Positioning universities as key knowledge institutions, Maassen pointed to a London Economics study earlier this year, which found that Cambridge University generated £11.70 (US$14.5) of economic impact for every £1 it spent, and that it generated £12.65 million (US$15.7 million) in economic impact across the United Kingdom for every £1 million of publicly funded research income it received.
“Cambridge is very proud to say that their annual economic impact is ‘four times that of the Premier League’s £30 billion’ through a combination of research, entrepreneurial activities, tourism and enhanced value that graduates bring to employment.”
In a similar study in 2018, the Bureau for Economic Research calculated that Stellenbosch University had a positive impact of ZAR5.6 billion (then about US$425.6 million) on the economy of the town and surrounding areas.

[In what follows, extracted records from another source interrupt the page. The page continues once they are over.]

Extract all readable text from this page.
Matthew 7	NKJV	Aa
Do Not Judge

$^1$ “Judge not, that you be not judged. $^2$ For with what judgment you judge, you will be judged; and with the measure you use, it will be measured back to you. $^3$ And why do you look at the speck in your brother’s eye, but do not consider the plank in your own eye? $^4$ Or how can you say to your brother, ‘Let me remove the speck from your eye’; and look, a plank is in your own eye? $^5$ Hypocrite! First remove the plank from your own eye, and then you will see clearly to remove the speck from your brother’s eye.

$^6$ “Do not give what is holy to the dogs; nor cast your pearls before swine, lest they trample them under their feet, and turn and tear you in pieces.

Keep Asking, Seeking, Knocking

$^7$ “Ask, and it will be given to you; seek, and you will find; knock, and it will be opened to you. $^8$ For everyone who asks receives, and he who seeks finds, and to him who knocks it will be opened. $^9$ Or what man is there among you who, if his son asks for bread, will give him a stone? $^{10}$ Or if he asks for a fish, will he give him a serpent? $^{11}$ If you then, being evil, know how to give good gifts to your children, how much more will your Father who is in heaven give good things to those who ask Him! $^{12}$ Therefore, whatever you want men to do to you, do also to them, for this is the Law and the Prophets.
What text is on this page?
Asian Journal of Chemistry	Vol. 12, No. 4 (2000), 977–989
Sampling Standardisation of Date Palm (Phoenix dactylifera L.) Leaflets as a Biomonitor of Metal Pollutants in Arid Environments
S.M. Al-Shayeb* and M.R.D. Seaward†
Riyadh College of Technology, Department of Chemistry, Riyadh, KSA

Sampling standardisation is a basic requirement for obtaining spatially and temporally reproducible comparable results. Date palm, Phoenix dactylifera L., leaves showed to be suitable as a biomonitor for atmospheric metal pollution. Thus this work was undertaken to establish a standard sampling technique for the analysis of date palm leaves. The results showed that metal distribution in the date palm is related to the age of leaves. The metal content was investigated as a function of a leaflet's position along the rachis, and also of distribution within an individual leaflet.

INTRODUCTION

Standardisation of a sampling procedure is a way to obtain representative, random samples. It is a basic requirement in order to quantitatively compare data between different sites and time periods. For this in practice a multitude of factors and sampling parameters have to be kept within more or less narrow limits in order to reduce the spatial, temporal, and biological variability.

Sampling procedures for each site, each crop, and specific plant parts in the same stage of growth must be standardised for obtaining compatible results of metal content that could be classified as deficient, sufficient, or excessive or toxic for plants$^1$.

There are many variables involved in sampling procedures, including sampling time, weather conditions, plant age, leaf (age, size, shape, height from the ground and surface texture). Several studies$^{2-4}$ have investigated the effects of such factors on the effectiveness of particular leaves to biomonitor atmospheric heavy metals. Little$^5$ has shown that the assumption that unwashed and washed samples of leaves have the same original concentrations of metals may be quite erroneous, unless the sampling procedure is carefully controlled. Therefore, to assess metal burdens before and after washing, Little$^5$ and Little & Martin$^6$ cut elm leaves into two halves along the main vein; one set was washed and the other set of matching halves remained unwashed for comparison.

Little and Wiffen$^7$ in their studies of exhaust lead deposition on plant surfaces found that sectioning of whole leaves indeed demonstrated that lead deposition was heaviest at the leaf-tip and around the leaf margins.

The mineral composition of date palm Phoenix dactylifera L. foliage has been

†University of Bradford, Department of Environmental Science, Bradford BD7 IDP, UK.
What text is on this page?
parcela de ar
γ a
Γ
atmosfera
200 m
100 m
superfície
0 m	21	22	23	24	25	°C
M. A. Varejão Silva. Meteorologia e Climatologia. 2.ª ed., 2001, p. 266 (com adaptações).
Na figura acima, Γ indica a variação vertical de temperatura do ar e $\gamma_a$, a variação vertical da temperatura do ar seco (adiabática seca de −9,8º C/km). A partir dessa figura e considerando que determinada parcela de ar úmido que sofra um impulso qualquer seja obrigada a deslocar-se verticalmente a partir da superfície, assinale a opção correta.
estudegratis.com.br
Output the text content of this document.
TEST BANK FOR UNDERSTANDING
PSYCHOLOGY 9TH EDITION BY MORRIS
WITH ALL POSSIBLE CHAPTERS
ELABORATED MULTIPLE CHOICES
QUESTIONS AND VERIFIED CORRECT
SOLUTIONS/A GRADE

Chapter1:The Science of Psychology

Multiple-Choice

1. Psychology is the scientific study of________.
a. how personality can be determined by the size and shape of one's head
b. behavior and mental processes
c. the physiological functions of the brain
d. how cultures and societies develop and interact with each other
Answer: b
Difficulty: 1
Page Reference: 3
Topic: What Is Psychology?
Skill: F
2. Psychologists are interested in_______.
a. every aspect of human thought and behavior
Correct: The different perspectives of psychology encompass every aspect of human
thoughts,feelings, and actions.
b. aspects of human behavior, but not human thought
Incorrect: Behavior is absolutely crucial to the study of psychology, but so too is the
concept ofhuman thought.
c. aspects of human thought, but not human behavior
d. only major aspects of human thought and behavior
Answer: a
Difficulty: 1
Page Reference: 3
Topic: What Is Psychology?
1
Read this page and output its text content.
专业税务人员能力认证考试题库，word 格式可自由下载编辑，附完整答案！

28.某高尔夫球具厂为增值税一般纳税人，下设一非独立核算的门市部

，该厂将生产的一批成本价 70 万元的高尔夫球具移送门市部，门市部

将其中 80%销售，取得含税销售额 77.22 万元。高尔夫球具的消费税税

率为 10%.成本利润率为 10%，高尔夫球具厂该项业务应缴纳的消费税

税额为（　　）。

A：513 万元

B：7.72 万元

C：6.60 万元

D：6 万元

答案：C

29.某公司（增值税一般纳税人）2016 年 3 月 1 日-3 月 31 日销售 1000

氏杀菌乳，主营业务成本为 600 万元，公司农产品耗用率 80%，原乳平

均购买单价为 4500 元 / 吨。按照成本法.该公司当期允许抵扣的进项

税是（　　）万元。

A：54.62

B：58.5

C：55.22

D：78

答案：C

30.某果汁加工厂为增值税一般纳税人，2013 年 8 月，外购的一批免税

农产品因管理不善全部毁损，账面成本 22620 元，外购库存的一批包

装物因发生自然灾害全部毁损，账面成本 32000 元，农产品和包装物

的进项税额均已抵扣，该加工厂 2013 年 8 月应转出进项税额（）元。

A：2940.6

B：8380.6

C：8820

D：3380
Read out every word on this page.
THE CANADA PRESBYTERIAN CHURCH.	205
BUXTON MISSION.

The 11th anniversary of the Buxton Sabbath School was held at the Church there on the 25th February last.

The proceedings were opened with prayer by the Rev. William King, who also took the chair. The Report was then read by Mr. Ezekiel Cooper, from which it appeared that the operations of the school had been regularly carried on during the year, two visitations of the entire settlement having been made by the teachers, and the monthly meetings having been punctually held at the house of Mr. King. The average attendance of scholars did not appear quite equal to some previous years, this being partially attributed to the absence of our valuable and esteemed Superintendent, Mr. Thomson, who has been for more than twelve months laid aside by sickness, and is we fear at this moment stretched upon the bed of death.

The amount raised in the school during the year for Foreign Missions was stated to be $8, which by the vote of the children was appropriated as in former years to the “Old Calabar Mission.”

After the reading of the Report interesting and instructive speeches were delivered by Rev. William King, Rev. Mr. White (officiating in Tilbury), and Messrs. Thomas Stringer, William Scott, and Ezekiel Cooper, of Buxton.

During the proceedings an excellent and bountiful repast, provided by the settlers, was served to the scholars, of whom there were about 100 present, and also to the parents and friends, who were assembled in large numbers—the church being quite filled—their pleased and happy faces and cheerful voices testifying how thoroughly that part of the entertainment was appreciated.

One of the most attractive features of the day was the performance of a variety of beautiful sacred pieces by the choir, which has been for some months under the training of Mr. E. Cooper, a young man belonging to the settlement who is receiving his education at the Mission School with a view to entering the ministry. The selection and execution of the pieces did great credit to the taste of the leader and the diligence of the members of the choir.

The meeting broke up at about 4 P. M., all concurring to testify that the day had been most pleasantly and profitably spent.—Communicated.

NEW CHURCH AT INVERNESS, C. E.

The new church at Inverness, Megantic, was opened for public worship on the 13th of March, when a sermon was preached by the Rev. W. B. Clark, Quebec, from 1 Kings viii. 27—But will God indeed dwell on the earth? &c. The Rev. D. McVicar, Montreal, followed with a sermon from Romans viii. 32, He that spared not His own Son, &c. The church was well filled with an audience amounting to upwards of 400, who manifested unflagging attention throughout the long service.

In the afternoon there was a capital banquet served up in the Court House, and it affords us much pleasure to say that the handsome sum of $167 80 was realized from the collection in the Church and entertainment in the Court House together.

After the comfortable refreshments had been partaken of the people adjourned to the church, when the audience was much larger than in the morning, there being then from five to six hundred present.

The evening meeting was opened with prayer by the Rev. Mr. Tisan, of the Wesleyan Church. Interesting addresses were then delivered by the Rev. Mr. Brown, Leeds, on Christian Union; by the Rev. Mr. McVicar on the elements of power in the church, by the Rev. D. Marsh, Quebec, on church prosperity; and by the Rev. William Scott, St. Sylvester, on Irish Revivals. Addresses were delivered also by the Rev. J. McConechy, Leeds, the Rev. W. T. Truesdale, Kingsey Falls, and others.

More than 15% of production and more than 18% of gross value generated in the local economy was stimulated by the presence of the university. It also sustained more than 13,000 full-time job equivalents – or 21% of formal and 8.7% of informal job opportunities – in the local economy.
The opportunity coming Africa’s way via the EU is another expression of global rivalry around the continent. Its other suitors include China, Russia and Japan.
At the China-Africa Cooperation Summit in 2018, China pledged US$60 billion towards development in Africa. A new multi-year government programme for China-Africa education cooperation has a preliminary budget equivalent to US$15 billion. And China has a major new programme for investing in African higher education. China also builds cultural and political capital on the continent via its Confucius Institutes.
The Russia-Africa Summit in 2019 had the topic, ‘Russia and Africa: Science, Education and Innovation for Economic Development’. Russia’s foreign policy, however, has divided Africa. Three years later, the war in Ukraine divided Africa. South Africa was one of 17 African nations to abstain from a United Nations resolution in demanding that Russia withdraw from Ukraine.
Japan’s official development assistance to Africa amounts to US$30 billion, including higher education investments of ZAR1.8 billion, educating 300,000 students.